M. Gardon, T. Desplantes, S. Laulan, Z. Nehme © Laurent Guizard
Les artistes titulaires de ces deux rôles sont aussi ceux dont la prestation se détache assez nettement, en partie à cause de la difficulté de ce qu’ils ont à chanter. La Suissesse Estelle Poscio aligne avec une aisance stupéfiante les suraigus constamment exigés par la partition, pour un personnage dont l’écriture vocale ne cesse de rappeler celle de Lulu ; à cette facilité déconcertante se joint d’admirables compétences de danseuse, qui lui permettent d’être une partenaire à la hauteur pour le danseur Jorge Rodriguez. Quant au ténor libanais Ziad Nehme, si l’on admire d’abord ses qualités de diction pour tous les passages parlés qui lui sont attribués, on reste finalement pantois devant l’accumulation d’aigus inhumains qu’il émet sans la moindre difficulté lorsque Rogelio agonise tout en vidant ses entrailles. Le personnage de Venceslao manque curieusement de consistance, ce qui est bien sûr lié à l’absence de passage mémorable à chanter, mais tient peut-être aussi au timbre sans personnalité affirmée du baryton Thibaut Desplantes. Après avoir été une belle Hermia dans Les Caprices de Marianne monté en 2014 par le Centre français de promotion lyrique, Sarah Laulan obtient cette fois un rôle beaucoup plus étoffé, mais qui ne lui donne guère plus d’occasions de briller. Le baryton Mathieu Gardon doit régulièrement passer en voix de tête pour camper le personnage du vieux Don Largui.

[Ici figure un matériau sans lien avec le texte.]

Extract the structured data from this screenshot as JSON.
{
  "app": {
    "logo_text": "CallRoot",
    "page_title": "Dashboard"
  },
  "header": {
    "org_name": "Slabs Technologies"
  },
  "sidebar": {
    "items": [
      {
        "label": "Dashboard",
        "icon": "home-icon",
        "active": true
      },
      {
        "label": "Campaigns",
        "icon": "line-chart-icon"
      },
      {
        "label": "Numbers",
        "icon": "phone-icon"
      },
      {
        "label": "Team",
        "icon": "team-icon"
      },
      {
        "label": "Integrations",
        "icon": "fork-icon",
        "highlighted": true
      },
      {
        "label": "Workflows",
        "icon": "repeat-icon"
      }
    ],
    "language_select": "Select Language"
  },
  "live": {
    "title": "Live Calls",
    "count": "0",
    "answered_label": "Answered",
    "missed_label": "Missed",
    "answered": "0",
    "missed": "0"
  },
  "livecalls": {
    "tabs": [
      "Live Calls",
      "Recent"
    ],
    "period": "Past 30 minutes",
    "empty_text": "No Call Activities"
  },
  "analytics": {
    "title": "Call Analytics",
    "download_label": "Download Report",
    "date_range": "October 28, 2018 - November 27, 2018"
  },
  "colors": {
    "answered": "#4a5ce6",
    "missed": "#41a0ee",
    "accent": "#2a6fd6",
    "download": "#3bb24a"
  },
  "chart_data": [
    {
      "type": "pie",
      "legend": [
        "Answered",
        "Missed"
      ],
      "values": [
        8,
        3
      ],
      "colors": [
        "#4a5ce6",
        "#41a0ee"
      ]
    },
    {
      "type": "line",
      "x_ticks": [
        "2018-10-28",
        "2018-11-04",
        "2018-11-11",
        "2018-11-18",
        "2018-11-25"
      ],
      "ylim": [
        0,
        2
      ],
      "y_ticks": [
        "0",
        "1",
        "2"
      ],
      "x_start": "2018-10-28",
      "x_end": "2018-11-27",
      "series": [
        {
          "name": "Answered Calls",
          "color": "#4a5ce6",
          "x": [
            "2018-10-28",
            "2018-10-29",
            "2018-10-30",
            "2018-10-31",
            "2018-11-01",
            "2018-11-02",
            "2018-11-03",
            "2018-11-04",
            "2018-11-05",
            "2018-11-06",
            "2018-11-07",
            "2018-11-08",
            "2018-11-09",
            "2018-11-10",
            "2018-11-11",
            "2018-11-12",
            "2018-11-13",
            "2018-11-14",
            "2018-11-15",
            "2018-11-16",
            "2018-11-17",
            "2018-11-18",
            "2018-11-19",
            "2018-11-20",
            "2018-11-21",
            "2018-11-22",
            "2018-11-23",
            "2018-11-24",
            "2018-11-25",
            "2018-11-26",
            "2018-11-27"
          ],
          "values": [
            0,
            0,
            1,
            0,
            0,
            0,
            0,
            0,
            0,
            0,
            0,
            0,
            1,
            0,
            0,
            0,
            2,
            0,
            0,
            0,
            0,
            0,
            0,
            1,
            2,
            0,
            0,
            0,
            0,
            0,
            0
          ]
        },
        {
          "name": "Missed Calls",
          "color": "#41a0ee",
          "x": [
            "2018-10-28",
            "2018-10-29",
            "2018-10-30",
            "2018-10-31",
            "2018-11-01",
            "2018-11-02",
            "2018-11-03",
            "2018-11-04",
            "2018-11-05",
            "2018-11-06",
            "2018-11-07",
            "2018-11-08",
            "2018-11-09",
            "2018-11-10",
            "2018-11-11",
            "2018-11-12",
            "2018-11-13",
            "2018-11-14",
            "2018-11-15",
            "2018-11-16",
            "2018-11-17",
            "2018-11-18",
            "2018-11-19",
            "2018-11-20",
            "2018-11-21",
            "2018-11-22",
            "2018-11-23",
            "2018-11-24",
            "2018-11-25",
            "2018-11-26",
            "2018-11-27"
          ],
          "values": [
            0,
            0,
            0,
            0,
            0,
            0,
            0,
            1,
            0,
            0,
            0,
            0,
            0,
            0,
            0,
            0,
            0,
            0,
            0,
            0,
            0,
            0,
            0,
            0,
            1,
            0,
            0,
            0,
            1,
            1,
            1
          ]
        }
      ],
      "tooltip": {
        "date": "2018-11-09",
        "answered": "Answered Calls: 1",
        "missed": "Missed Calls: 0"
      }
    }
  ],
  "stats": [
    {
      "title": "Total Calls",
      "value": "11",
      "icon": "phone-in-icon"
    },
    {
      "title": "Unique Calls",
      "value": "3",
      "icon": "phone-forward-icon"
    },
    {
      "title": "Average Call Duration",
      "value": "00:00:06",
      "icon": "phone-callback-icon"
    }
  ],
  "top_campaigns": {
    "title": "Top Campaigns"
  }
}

La production montée par Jorge Lavelli prête une grande fluidité à cette suite de scènes très brèves : tout se déroule sur un plateau nu où quatre « serviteurs de scène » vêtus de noir apportent tous les accessoires et meubles nécessaires. Autres détails typiques de la griffe Lavelli, les maquillages blancs des personnages, ou les rideaux de fils qui séparent la scène des coulisses à cour et à jardin. Le grand tube de tulle qui tombe des cintres pour représenter les chutes d’Iguazú rappellera aussi des souvenirs à ceux qui ont encore en tête la Butterfly vue en 1978 à Garnier. Beaucoup de fumigènes pour évoquer le déchaînement des éléments. Le manque de substance évoqué plus haut ne donne pourtant pas beaucoup de grain à moudre à un metteur en scène capable de spectacles inoubliables.
En tout cas, l’aventure ne fait que commencer, puisque cette création est promise à une longue tournée, L’Ombre de Venceslao étant coproduit par les opéras d’Avignon, de Marseille, de Bordeaux, de Clermont-Ferrand, de Toulon, de Toulouse, de Montpellier, de Buenos Aires et de Santiago du Chili.